O’Reilly pointed out that mothers like Wendy McGarth and Karen Keely are “fighting very hard for services, but there is no recognition of what has caused them to need the additional services”.
“The minister should not forget some families who have already been impacted by the issue and also need to be looked after. It cannot just be a project for the future.”
“That is a fair point. We must ensure that all appropriate information and advice is followed, but the Deputy raises the legitimate issue of what to do in respect of affected children,” Harris replied.
He said that officials from his department are scheduled to meet with representatives from the FoetalAnti-Convulsant Syndrome (Facs) Forum, of which Keely is a member, on 23 November. He said the service needs of these children “should be the primary purpose” of this meeting.
‘It shouldn’t be like this’
For Wendy McGarth, this progress, though welcome, has come after an almost 20-year battle to be heard and helped.
“I feel devastated,” she told TheJournal.ie. “You love your child and you have hopes and dreams for them and you mourn the child you should have had – the life they should have had. It devastates you, you throw yourself into therapy, into doctors, anybody that can make their lives easier, and the services are not there.”

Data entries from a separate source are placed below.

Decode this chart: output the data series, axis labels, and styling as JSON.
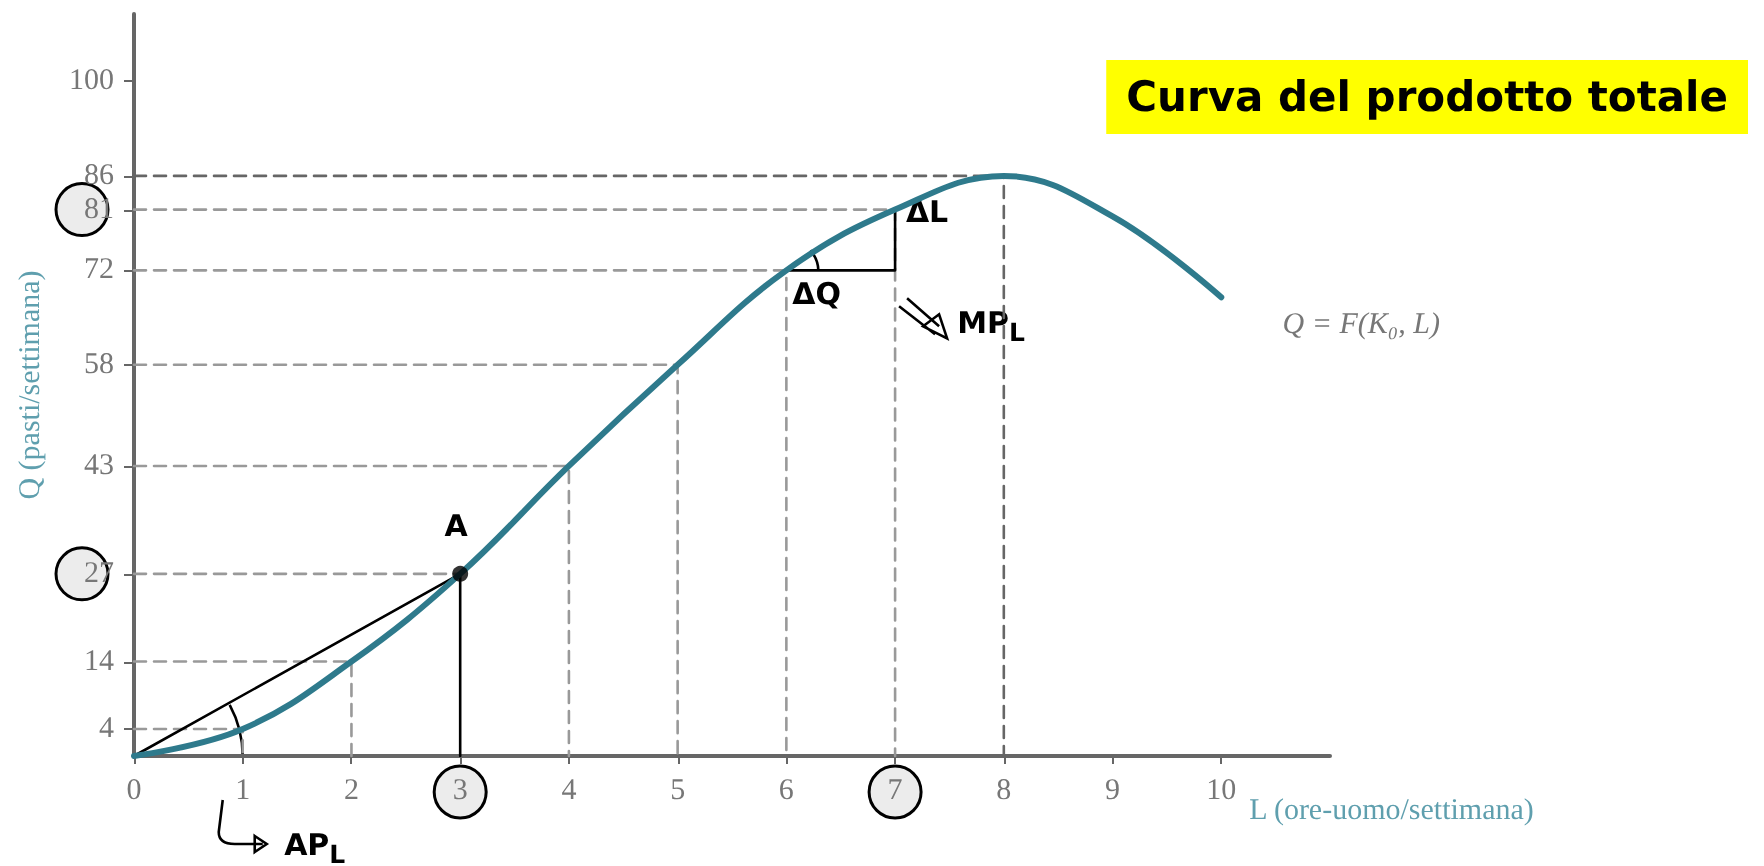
{
  "chart_data": {
    "type": "line",
    "title": "Curva del prodotto totale",
    "xlabel": "L (ore-uomo/settimana)",
    "ylabel": "Q (pasti/settimana)",
    "xlim": [
      0,
      11
    ],
    "xticks": [
      0,
      1,
      2,
      3,
      4,
      5,
      6,
      7,
      8,
      9,
      10
    ],
    "ylim": [
      0,
      110
    ],
    "yticks": [
      4,
      14,
      27,
      43,
      58,
      72,
      81,
      86,
      100
    ],
    "marker": "none",
    "series": [
      {
        "color": "#999999",
        "line_style": "dashed",
        "x": [
          0,
          1,
          1
        ],
        "values": [
          4,
          4,
          0
        ]
      },
      {
        "color": "#999999",
        "line_style": "dashed",
        "x": [
          0,
          2,
          2
        ],
        "values": [
          14,
          14,
          0
        ]
      },
      {
        "color": "#999999",
        "line_style": "dashed",
        "x": [
          0,
          3
        ],
        "values": [
          27,
          27
        ]
      },
      {
        "color": "#999999",
        "line_style": "dashed",
        "x": [
          0,
          4,
          4
        ],
        "values": [
          43,
          43,
          0
        ]
      },
      {
        "color": "#999999",
        "line_style": "dashed",
        "x": [
          0,
          5,
          5
        ],
        "values": [
          58,
          58,
          0
        ]
      },
      {
        "color": "#999999",
        "line_style": "dashed",
        "x": [
          0,
          6,
          6
        ],
        "values": [
          72,
          72,
          0
        ]
      },
      {
        "color": "#999999",
        "line_style": "dashed",
        "x": [
          0,
          7,
          7
        ],
        "values": [
          81,
          81,
          0
        ]
      },
      {
        "color": "#666666",
        "line_style": "dashed",
        "x": [
          0,
          8,
          8
        ],
        "values": [
          86,
          86,
          0
        ]
      },
      {
        "color": "#000000",
        "line_style": "solid",
        "x": [
          0,
          3
        ],
        "values": [
          0,
          27
        ]
      },
      {
        "color": "#000000",
        "line_style": "solid",
        "x": [
          3,
          3
        ],
        "values": [
          27,
          0
        ]
      },
      {
        "color": "#000000",
        "line_style": "solid",
        "x": [
          6,
          7,
          7
        ],
        "values": [
          72,
          72,
          81
        ]
      },
      {
        "color": "#2e7a8c",
        "line_style": "solid",
        "x": [
          0,
          1,
          2,
          3,
          4,
          5,
          6,
          7,
          8,
          9,
          10
        ],
        "values": [
          0,
          4,
          14,
          27,
          43,
          58,
          72,
          81,
          86,
          80,
          68
        ]
      },
      {
        "type": "scatter",
        "marker": "circle",
        "color": "#000000",
        "x": [
          3
        ],
        "values": [
          27
        ]
      }
    ],
    "annotations": [
      {
        "text": "A",
        "x": 3,
        "y": 27
      },
      {
        "text": "ΔL",
        "x": 7,
        "y": 77
      },
      {
        "text": "ΔQ",
        "x": 6.5,
        "y": 72
      },
      {
        "text": "MP$_{L}$",
        "x": 7,
        "y": 72
      },
      {
        "text": "AP$_{L}$",
        "x": 1,
        "y": 0
      },
      {
        "text": "Q = F(K₀, L)",
        "x": 10,
        "y": 68
      }
    ]
  }
}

“You can take your eye off the ball in respect of what caused it because all you care about is taking care of your child. What keeps me awake at night is that I’m a single parent so who’s going to care for him if the unthinkable happens to me? That literally wakes me up at night.”
She worries that because of issues with labels, there are still women out there who do not know that by taking this medication they may be harming their unborn child.
“This can’t happen to any more children. I’ve spent 20 years almost now raising my son. I should be up late worrying about him out drinking, or getting up late and missing college. Instead, I’m tying his shoelaces for him, counting his money out for him and reading out the times for him. It shouldn’t be like this. And we shouldn’t have to be begging.”